Christmas 1989: Romanian dictator Nicolae Ceausescu is overthrown, in the latest chapter of the anti-Communist revolutions of Eastern Europe of that amazing year. He and his wife Elena are executed. Legendary Yankee manager Billy Martin is killed in a drunken-driving crash near his home in Johnson City, New York. Compared to them, the Wet Bandits, played by Joe Pesci and Daniel Stern in the film "Home Alone," got off considerably easier, despite being tormented by Kevin McCallister, the child protector of the home they were invading in Shermer, Illinois. Kevin was played by Macaulay Culkin.
Christmas 1990: What would become known as the World Wide Web gets its first trial run.
Christmas 1991: Mikhail Gorbachev resigns as President of the Soviet Union. He had become the opposite of “a man without a country”: He was, in effect, a one-man country. The next day, the Supreme Soviet dissolved, its last act being to dissolve the Soviet Union itself after 74 years.
Christmas 1994: Tim Taylor has to tell his son Randy, who wants to spend Christmas at a ski lodge with his friends, “Christmas isn’t about being with people you like! It’s about being with your family!” The show was “Home Improvement,” Tim was played by Tim Allen, and Randy by Jonathan Taylor Thomas.

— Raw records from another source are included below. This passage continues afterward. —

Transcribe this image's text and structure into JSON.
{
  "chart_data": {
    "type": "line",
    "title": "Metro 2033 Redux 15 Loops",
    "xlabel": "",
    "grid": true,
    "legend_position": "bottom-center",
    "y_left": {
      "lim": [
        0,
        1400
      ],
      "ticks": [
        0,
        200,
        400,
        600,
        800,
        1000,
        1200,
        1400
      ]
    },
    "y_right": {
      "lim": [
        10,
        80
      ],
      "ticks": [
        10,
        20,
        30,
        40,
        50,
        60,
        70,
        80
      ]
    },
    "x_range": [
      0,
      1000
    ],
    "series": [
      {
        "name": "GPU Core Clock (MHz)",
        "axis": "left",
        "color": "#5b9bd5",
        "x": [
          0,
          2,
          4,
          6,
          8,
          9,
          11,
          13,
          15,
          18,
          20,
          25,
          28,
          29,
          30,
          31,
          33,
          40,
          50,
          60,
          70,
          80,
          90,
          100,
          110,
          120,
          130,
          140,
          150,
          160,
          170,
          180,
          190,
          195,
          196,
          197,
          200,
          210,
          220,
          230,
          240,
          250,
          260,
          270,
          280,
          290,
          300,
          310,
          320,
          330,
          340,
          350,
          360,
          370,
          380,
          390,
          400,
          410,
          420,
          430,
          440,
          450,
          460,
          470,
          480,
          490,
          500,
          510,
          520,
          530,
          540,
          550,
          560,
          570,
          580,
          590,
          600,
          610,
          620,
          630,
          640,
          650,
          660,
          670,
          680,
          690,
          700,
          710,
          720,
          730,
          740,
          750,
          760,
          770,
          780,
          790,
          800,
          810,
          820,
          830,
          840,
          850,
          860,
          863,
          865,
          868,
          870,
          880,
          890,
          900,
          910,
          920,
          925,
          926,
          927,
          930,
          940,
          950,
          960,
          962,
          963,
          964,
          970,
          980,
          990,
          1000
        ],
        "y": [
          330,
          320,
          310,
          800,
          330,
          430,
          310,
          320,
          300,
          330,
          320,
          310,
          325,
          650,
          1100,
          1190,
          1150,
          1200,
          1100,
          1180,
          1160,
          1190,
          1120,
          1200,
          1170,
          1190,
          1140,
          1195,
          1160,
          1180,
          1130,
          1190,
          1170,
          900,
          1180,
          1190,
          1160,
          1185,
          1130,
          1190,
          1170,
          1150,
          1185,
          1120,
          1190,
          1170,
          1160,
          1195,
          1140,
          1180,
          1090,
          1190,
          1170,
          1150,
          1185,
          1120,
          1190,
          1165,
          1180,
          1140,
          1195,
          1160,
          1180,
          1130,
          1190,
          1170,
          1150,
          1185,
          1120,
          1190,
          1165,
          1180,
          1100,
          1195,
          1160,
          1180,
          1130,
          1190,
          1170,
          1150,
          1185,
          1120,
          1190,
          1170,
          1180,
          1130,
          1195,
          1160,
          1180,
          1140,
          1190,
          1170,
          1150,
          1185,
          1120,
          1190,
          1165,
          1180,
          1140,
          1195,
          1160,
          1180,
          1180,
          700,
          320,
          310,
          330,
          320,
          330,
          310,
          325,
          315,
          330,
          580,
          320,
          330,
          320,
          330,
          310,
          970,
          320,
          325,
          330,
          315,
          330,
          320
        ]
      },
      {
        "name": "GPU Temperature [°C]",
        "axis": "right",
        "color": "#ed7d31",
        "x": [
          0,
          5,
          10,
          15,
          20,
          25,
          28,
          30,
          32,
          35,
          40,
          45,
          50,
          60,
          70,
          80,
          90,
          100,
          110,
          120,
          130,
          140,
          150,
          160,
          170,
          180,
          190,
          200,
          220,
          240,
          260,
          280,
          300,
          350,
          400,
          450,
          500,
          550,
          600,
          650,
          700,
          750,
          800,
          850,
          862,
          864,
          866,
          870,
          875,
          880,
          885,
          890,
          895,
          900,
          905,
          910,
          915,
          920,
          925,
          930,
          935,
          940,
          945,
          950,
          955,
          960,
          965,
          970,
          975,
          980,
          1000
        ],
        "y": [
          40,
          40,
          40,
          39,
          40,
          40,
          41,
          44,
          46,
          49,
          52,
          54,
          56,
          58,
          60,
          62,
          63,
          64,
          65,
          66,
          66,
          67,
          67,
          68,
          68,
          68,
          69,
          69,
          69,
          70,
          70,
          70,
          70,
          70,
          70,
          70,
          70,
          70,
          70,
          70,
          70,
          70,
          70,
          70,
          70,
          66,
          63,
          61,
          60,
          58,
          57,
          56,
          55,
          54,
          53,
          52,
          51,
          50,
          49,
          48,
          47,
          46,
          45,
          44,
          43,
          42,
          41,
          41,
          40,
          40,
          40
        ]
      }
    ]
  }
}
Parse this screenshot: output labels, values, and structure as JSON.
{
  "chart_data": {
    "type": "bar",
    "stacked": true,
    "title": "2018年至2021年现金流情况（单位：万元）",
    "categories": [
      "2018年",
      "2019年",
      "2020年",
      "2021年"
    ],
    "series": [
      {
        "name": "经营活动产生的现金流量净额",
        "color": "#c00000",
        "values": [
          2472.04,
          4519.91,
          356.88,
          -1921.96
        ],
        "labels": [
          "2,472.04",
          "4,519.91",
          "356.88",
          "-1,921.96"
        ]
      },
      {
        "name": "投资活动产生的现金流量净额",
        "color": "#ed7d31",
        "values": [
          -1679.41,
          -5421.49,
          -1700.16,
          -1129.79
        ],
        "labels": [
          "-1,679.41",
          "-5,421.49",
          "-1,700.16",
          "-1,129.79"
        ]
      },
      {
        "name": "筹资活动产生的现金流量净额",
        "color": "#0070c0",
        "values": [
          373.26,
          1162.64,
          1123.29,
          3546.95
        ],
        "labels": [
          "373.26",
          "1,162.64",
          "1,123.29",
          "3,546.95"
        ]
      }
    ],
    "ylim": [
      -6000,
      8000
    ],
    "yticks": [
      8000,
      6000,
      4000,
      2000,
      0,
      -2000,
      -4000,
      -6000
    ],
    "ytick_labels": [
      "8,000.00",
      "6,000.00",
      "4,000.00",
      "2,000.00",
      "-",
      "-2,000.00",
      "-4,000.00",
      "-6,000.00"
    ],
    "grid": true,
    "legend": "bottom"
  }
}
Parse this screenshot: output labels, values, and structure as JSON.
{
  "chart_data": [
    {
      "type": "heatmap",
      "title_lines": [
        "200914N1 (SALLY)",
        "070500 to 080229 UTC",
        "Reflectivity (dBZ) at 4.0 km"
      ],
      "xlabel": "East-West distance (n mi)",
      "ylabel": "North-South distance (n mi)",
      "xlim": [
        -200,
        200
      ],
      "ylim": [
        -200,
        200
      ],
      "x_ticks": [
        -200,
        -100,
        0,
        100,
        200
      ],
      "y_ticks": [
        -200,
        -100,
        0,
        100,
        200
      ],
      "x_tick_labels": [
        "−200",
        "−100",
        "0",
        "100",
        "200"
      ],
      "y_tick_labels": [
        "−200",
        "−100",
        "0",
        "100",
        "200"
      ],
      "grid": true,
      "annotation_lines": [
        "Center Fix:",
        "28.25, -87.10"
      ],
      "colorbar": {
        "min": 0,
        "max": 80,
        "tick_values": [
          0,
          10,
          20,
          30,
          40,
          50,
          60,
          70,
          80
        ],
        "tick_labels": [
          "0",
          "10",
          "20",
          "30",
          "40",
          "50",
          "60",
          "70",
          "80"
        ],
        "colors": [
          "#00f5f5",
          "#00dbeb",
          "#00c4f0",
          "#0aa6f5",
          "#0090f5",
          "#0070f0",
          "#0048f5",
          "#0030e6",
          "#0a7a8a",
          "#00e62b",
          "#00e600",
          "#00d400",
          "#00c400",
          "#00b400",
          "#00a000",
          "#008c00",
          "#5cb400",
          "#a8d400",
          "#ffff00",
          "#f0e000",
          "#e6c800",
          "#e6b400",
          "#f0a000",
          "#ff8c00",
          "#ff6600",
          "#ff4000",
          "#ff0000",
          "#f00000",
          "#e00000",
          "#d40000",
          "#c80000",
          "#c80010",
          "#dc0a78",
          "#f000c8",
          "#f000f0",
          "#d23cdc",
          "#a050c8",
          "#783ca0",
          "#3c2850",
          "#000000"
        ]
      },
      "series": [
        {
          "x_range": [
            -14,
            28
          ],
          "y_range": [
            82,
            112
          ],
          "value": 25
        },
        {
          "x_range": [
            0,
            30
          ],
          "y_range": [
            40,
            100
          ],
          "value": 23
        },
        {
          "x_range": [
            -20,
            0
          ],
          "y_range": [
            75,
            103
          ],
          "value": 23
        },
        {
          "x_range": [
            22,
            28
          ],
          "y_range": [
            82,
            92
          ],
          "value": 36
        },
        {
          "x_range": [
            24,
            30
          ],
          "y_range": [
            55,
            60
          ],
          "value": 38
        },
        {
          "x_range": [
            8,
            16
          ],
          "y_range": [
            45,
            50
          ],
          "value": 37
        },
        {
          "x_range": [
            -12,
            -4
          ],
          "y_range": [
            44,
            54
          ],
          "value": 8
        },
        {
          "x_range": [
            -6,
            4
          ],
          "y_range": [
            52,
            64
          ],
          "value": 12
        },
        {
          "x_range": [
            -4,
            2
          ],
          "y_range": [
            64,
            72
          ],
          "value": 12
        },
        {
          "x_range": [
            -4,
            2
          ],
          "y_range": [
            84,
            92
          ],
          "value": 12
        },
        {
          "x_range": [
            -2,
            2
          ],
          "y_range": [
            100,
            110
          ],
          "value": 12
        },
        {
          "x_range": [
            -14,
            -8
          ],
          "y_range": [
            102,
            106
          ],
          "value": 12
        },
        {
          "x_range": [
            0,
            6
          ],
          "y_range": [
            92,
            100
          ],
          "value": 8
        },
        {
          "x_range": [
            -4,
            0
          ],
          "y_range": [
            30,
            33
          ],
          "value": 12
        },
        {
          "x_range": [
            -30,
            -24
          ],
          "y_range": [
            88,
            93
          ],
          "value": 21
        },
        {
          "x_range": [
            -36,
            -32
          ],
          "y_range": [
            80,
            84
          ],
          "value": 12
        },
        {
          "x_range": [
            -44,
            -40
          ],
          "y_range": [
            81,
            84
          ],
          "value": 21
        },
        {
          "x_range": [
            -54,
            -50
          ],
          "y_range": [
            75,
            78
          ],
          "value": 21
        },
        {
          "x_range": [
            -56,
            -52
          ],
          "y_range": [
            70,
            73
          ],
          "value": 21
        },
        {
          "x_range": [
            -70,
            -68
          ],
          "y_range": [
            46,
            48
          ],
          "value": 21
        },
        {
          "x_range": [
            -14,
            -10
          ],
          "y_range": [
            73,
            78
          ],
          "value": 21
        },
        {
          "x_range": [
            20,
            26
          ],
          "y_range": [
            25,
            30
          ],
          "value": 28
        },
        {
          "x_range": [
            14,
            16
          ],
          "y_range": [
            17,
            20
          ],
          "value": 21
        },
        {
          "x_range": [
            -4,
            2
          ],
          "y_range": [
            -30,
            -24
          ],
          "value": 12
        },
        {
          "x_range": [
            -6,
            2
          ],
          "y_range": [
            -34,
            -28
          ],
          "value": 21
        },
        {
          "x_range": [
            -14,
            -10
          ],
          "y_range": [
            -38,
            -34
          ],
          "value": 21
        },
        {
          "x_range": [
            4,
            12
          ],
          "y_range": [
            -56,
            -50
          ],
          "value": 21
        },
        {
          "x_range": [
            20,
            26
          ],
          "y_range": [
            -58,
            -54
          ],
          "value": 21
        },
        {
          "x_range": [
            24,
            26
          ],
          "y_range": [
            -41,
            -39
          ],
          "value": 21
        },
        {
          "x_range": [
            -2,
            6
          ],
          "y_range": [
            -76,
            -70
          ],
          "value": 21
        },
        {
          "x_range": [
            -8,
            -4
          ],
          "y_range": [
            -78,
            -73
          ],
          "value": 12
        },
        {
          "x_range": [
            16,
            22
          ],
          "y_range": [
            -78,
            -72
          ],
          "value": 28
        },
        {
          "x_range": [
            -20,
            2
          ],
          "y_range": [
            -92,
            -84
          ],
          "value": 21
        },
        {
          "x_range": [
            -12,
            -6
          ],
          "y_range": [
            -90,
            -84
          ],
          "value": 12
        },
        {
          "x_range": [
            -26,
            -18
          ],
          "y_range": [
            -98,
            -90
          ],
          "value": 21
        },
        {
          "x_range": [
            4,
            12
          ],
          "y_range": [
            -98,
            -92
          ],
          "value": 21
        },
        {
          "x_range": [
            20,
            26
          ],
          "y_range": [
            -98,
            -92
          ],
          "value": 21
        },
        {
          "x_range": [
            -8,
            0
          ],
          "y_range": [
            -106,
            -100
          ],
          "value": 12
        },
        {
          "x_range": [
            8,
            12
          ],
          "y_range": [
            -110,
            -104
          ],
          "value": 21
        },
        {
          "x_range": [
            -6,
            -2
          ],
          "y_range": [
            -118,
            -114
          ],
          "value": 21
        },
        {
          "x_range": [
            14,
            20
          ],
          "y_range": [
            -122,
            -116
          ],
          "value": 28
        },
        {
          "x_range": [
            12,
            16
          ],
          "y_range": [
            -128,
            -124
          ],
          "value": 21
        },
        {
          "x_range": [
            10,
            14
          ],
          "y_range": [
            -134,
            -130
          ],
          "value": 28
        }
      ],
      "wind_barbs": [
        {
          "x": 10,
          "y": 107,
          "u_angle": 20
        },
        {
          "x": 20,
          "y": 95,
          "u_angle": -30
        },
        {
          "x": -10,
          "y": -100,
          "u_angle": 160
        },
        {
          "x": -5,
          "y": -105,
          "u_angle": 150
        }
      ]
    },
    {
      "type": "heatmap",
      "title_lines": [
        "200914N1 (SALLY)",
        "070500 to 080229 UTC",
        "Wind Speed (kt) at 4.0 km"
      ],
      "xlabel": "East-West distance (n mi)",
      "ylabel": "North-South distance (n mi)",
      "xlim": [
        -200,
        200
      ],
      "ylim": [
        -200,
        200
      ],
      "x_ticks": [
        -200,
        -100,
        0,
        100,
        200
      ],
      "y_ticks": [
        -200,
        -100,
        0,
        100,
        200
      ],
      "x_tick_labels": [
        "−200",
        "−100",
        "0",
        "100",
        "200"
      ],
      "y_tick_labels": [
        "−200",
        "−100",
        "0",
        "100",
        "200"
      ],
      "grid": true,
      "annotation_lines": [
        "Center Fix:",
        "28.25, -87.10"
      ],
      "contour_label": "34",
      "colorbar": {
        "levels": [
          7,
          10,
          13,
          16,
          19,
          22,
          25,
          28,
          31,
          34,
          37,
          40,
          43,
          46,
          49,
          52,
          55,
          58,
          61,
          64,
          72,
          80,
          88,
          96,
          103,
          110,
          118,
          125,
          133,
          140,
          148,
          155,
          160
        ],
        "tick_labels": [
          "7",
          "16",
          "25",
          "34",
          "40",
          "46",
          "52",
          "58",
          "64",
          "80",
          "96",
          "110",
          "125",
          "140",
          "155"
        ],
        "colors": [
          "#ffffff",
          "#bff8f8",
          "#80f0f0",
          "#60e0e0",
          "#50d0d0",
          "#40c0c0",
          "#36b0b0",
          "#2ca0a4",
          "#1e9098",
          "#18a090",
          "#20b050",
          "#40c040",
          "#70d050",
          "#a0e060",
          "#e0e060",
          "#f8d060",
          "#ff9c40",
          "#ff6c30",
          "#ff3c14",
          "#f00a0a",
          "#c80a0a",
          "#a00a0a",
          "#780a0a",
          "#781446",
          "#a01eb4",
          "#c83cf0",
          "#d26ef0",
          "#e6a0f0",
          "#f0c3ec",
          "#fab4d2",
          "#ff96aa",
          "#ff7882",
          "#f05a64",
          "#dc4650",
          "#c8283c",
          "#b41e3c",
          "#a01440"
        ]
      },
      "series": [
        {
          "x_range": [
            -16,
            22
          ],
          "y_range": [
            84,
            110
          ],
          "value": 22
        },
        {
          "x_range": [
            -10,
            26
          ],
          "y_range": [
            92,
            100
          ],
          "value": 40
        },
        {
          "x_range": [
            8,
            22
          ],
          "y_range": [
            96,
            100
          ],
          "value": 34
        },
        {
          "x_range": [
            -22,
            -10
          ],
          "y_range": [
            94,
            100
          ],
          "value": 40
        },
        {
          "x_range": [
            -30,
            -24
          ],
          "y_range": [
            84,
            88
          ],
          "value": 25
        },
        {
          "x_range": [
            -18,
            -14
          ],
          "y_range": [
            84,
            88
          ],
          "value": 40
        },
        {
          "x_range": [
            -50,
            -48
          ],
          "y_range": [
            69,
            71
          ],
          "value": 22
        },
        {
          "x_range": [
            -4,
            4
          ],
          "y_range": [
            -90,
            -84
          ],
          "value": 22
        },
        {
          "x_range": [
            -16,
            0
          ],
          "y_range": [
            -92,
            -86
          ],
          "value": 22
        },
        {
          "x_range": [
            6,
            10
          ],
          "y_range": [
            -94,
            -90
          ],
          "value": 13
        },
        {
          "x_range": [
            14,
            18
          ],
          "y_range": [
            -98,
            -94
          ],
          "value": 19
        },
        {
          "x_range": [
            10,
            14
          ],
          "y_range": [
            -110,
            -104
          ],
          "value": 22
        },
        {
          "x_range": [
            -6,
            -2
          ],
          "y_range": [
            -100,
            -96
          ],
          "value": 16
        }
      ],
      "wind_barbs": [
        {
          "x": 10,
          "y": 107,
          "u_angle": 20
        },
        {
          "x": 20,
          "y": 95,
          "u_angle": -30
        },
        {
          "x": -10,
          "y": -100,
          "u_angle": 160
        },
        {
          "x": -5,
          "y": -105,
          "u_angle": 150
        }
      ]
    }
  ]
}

Christmas 1995: Dean Martin dies.
Christmas 1996: JonBenet Ramsey is found murdered. Her killer has never been definitively identified.
Christmas 1997: Denver Pyle, best known as Uncle Jesse on “The Dukes of Hazzard,” dies.
Christmas 2006: James Brown, the Godfather of Soul, dies.
Christmas 2008: Eartha Kitt dies. The singer of “Santa Baby” and one of 3 women to play Catwoman on the 1960s “Batman” series apparently had used up her 9th life, but what a life it was.
Christmas 2011: May your days be merry and bright. God bless us, every one. Merry Christmas to all, and to all a good night. Sleep in heavenly peace.